3 reasons why patents are assets and how to capitalise on it
VC investment and fundraising go hand in hand.
I’d like to talk about why VCs analyze patents as assets. In the past, I’ve talked about how patents are property and why VCsabsolutely love patents. Now we’re going to get down to the nitty gritty number crunching and find out what makes a patent valuable to a VC — and of course how VCs determine that value.
The most valuable patents for VCs do two things: first, they protect your startup’s core business — the heart of your startup, your secret sauce. This is the part of your startup that, if you were to lose it, your startup would fail. Second, really valuable patents also protect your startup’s market space from competitors. After all, you don’t want to do all of the work to develop your startup’s market, just to let all of your competitors in? Without a patent, you might as well invite your competitors into your startup’s market space. VC’s will absolutely not put a lot of investment into your startup, only to have someone else copy your startup’s ideas and succeed in your market.
SHOW ME THE PATENT AND NOBODY GETS HURT
Of course, this points out another, more delicate point. Your competitors, especially the big ones, have no interest in being nice to your startup or even in playing fair. If they can steal — ahem, borrow — your startup’s ideas without having to pay for them, they’ll do it in a heartbeat. After all, the great Steve Jobs himself said: “We have always been shameless about stealing great ideas.” And while it might be flattering to have a real genius of the caliber of Steve Jobs steal your startup’s ideas, I don’t think you want that to happen.
PATENTS BLOCK YOUR BIG COMPETITORS FROM STEALING YOUR STARTUP’S IDEAS — AND GIVE YOU A WEAPON TO FIGHT BACK IF THEY DO.
There are ways for even the smallest startups to succeed in a patent battle with big competitors. Just ask Microsoft, which has had to pay out a lot of money over the years to small startups because it kept on stealing their ideas. But many of these small startups had patents, so they could fight back- and win!
So how much is a patent worth to a VC? Well, startups with at least one patent tend to have a valuation that is at least $1 million higher than without the patent. Indeed, each additional patent can also add $1 million to a startup’s valuation all by itself. So, $1 million is one way to measure how VCs value patents.

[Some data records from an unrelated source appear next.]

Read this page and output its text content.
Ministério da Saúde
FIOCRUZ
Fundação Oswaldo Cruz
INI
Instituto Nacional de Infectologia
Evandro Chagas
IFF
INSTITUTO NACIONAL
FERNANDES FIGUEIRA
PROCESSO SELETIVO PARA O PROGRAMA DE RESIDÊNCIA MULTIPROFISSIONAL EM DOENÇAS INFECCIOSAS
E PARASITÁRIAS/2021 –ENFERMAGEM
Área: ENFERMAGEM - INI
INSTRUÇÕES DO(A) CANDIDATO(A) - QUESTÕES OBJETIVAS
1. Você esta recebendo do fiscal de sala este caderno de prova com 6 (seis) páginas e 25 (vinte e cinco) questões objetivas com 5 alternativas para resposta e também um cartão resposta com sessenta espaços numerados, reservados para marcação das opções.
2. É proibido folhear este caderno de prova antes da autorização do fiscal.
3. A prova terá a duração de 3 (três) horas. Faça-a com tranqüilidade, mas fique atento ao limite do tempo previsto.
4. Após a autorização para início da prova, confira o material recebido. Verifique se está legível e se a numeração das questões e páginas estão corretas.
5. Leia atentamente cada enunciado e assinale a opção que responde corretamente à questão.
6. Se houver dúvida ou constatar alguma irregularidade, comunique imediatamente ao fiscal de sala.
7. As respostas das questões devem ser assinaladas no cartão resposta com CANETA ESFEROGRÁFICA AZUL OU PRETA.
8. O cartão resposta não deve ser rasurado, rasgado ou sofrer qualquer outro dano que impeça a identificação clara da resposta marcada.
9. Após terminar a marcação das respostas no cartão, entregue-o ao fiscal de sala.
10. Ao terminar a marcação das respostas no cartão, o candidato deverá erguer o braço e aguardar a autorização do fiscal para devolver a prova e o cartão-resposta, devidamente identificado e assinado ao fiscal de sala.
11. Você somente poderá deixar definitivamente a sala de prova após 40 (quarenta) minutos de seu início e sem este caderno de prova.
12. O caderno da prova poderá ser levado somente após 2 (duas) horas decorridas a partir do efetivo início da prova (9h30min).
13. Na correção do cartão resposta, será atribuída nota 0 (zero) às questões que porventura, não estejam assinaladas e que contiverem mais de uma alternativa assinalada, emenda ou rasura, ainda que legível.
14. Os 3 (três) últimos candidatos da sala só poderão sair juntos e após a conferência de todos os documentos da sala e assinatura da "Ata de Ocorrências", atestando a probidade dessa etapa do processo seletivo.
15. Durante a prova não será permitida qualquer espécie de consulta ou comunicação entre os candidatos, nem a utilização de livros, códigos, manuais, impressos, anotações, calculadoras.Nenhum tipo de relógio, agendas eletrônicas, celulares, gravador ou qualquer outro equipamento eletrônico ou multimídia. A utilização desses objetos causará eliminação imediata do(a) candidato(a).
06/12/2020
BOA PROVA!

But if your startup gets funding because it has a patent — and your rival startup in the same technical field and market area doesn’t get funded because it doesn’t have a patent — then the value of a patent to the VC is 100%. Of course, the patent is then worth everything to your startup.
But the market should be the judge of patents, you say? No problem — at the time of IPO, the vast majority of software startups — and nearly 100% of hardware startups — had US patents. In fact, Facebook didn’t have enough patents before its IPO and had to quickly run around to try and scrounge some patents together. Fortunately for Facebook, it was able to buy the patents of an extinct tech dinosaur called AOL — but that’s a risky strategy.
Furthermore, a majority of startups get the most value from patents in earlier stages of funding, when patents can be worth even more than $1 million — increasing the value of a startup by as much as 30%!!!
So patents increase your startup’s valuation, especially in early stages — when they may be the only real asset that your startup has (no, the ping-pong table does not count!). If something goes wrong, the VC can sell the patents to get some of the investment back. That is why patents are so important to your startup and why VCs value them so highly as assets.